We are most fortunate to have recruited two talented students into our research group. Both received their undergraduate degrees here in Psychology and Neuroscience at the University of Glasgow.
Chiara Wilke received her degree in 2020 and then performed post graduate work last year in Germany. She has returned to perform a PhD on a collaborative project funded by the Scottish Graduate School of Social Science (SGSSS) entitled, “Developing and assessing a digital health app that implements the Situated Assessment Method to decrease distress and increase eustress.” Her supervisors are Lawrence Barsalou from the University of Glasgow (primary), Aleksandar Matic from Koa Health (secondary), and Esther Papies from University of Glasgow (secondary).
Project abstract. This project will build and evaluate a health app to help individuals learn about and regulate life stress. In previous work, we developed a new instrument for measuring an individual’s stress, the Situated Assessment Method (SAM2). Unlike other instruments that establish an overall measure of an individual’s stress level, SAM2 provides rich information about associated stress mechanisms. SAM2 is also novel in assessing both negative stress (distress) and positive stress (eustress), and typically explains 70-80% of the variance in distress and eustress, while establishing insight into associated stress mechanisms. Interestingly and significantly, performing the SAM2 assessment procedure across multiple timepoints induces learning about distress and eustress. Individuals increasingly understand how the distress and eustress they experience is related to specific stress mechanisms. In a series of longitudinal studies, we will build and assess a health app that implements the SAM2 procedure. Of particular interest is building an effective digital tool that promotes learning about distress and eustress to decrease distress and increase eustress (shifting the affect associated with stress from negative to positive). Besides collecting data that tracks distress and eustress longitudinally, the app will continually assess user learning and app engagement. The PhD student will become part of a large lab group at the University of Glasgow that focuses on health cognition and behaviour. The two Glasgow supervisors will provide training in health cognition, behaviour change, and research methods. The industry partner will serve as an equal third supervisor, providing training in app development, implementation, and assessment. The PhD project will play a foundational role for developing future collaborative projects that aim to develop increasingly powerful apps for decreasing distress and increasing eustress.
Juliane Kloidt received her degree in 2021 and then joined the Center for Doctoral Training in Socially Intelligent Artificial Agents here on a project, entitled, “Improving engagement with mobile health apps by understanding (mis)alignment between design elements and personal characteristics.” Her supervisors are Lawrence Barsalou from the University of Glasgow (primary) and Aleksandar Matic from Koa Health (secondary).

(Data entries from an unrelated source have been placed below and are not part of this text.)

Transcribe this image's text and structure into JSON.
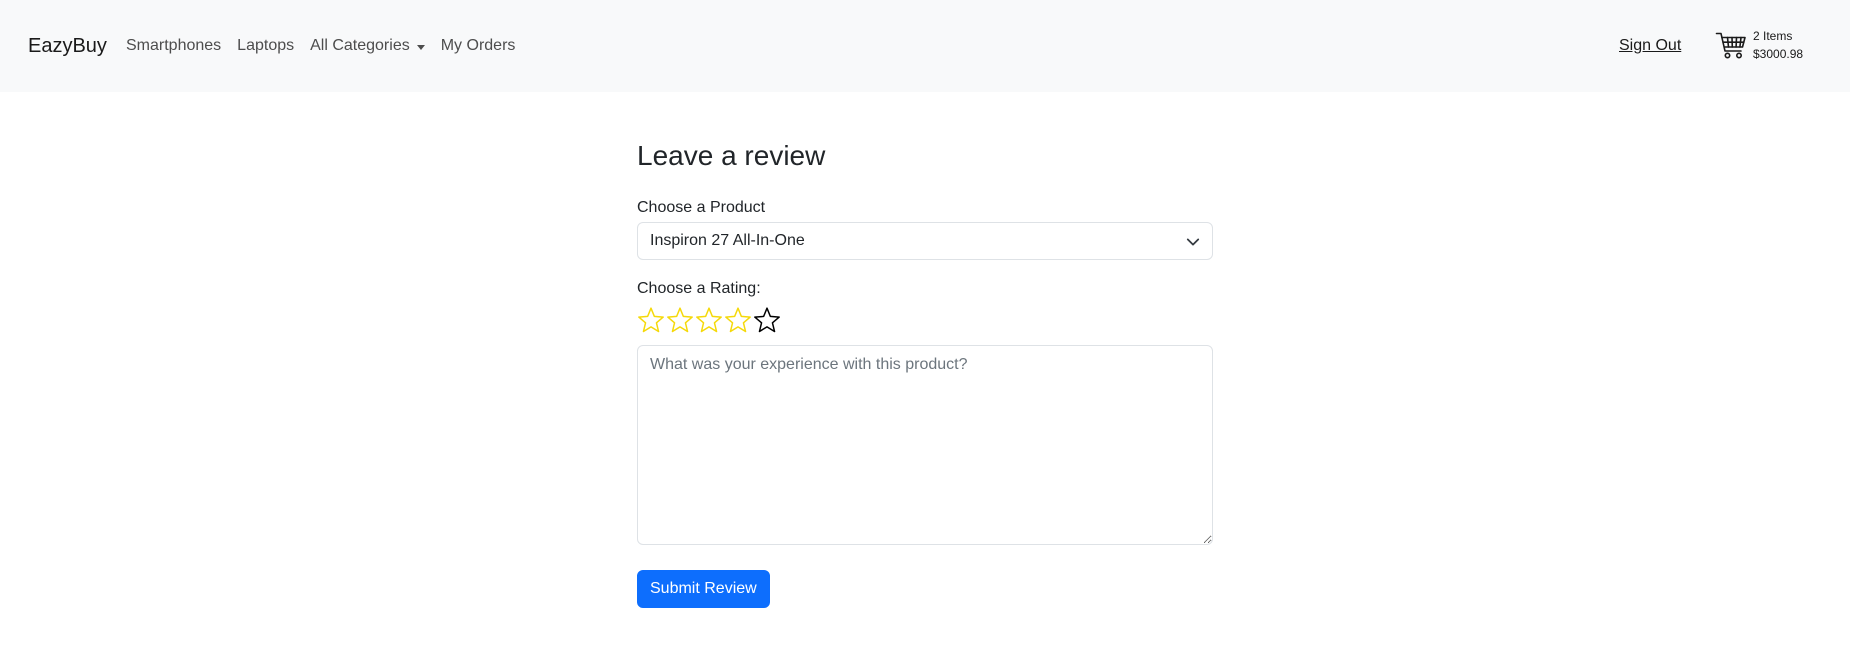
{
  "navbar": {
    "brand": "EazyBuy",
    "links": [
      "Smartphones",
      "Laptops",
      "All Categories",
      "My Orders"
    ],
    "sign_out": "Sign Out",
    "cart": {
      "icon": "shopping-cart-icon",
      "items": "2 Items",
      "total": "$3000.98"
    }
  },
  "review": {
    "title": "Leave a review",
    "product_label": "Choose a Product",
    "product_selected": "Inspiron 27 All-In-One",
    "rating_label": "Choose a Rating:",
    "rating_max": 5,
    "rating_highlighted": 4,
    "textarea_value": "",
    "textarea_placeholder": "What was your experience with this product?",
    "submit_label": "Submit Review"
  },
  "colors": {
    "navbar_bg": "#f8f9fa",
    "primary": "#0d6efd",
    "star_highlight": "#f5d90a",
    "star_outline": "#000000"
  }
}
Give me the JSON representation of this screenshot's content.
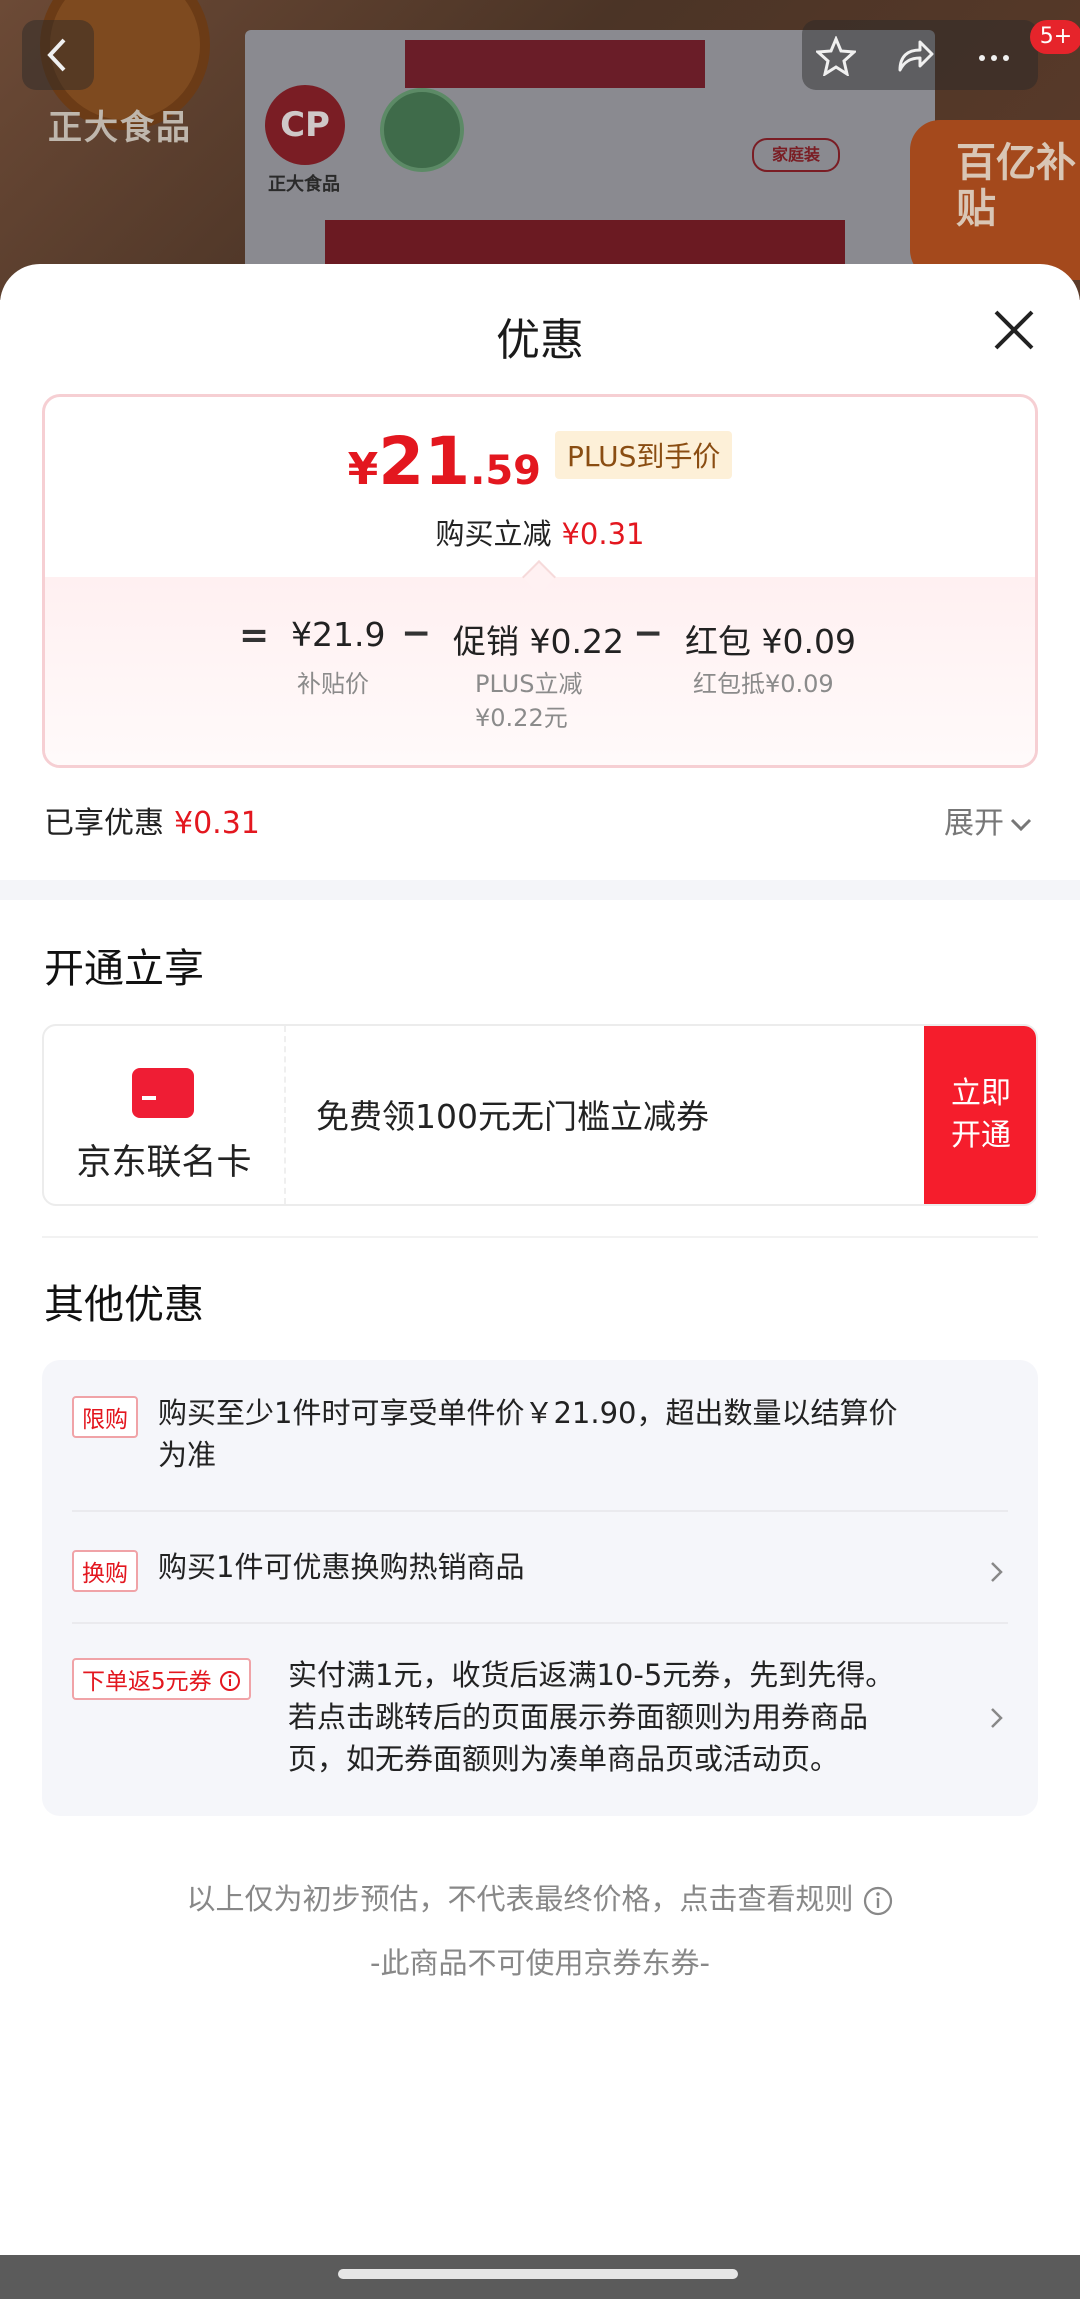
{
  "background": {
    "brand_text": "正大食品",
    "logo_text": "CP",
    "package_tag": "家庭装",
    "subsidy_badge": "百亿补贴",
    "notification_count": "5+"
  },
  "sheet": {
    "title": "优惠"
  },
  "price": {
    "currency": "¥",
    "integer": "21",
    "decimal": ".59",
    "tag": "PLUS到手价",
    "save_label": "购买立减",
    "save_amount": "¥0.31"
  },
  "breakdown": {
    "equals": "=",
    "minus": "−",
    "items": [
      {
        "label": "¥21.9",
        "sub": "补贴价"
      },
      {
        "label": "促销 ¥0.22",
        "sub_line1": "PLUS立减",
        "sub_line2": "¥0.22元"
      },
      {
        "label": "红包 ¥0.09",
        "sub": "红包抵¥0.09"
      }
    ]
  },
  "enjoyed": {
    "label": "已享优惠",
    "amount": "¥0.31",
    "expand": "展开"
  },
  "open_section": {
    "title": "开通立享",
    "card_name": "京东联名卡",
    "card_desc": "免费领100元无门槛立减券",
    "button_line1": "立即",
    "button_line2": "开通"
  },
  "other_section": {
    "title": "其他优惠",
    "rows": [
      {
        "tag": "限购",
        "line1": "购买至少1件时可享受单件价￥21.90，超出数量以结算价",
        "line2": "为准"
      },
      {
        "tag": "换购",
        "line1": "购买1件可优惠换购热销商品"
      },
      {
        "tag": "下单返5元券",
        "line1": "实付满1元，收货后返满10-5元券，先到先得。",
        "line2": "若点击跳转后的页面展示券面额则为用券商品",
        "line3": "页，如无券面额则为凑单商品页或活动页。"
      }
    ]
  },
  "footer": {
    "note": "以上仅为初步预估，不代表最终价格，点击查看规则",
    "note2": "-此商品不可使用京券东券-"
  },
  "colors": {
    "accent_red": "#e3171f",
    "button_red": "#f51d2c",
    "plus_tag_bg": "#fdf0d8"
  }
}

Project abstract. This project will deepen understanding of how to personalise mobile health apps to user personal characteristics aiming to improve the engagement and ultimately intervention effectiveness. The main objectives will be the following: (1) Identify specific links between personal characteristics and service design elements that predict engagement and/or drop-outs, (2) Explore if the engagement with mobile health apps can be improved by avoiding misaligned (reinforcing aligned) design elements with personal characteristics that pre-dominantly drive drop-outs (engagement), (3) Deliver a set of takeaways for designing socially intelligent interfaces aware of personal characteristics
Extensive literature research will be first conducted to characterise design elements, and to identify the links to personal characteristics that can influence engagement. This will result in a set of hypotheses on the relationship between different personal characteristics and the engagement mechanisms. Sequentially, one or more studies will be conducted to capture personal traits of the users who have already used a selected set of relevant mobile health apps. By applying standard statistical methods as well as machine learning (to unpack more complex interplay between personal characteristics and design elements), this data will be used to identify engagement/drop-out predictors. The learnings will be used to design and test personalisation in a real-world scenario.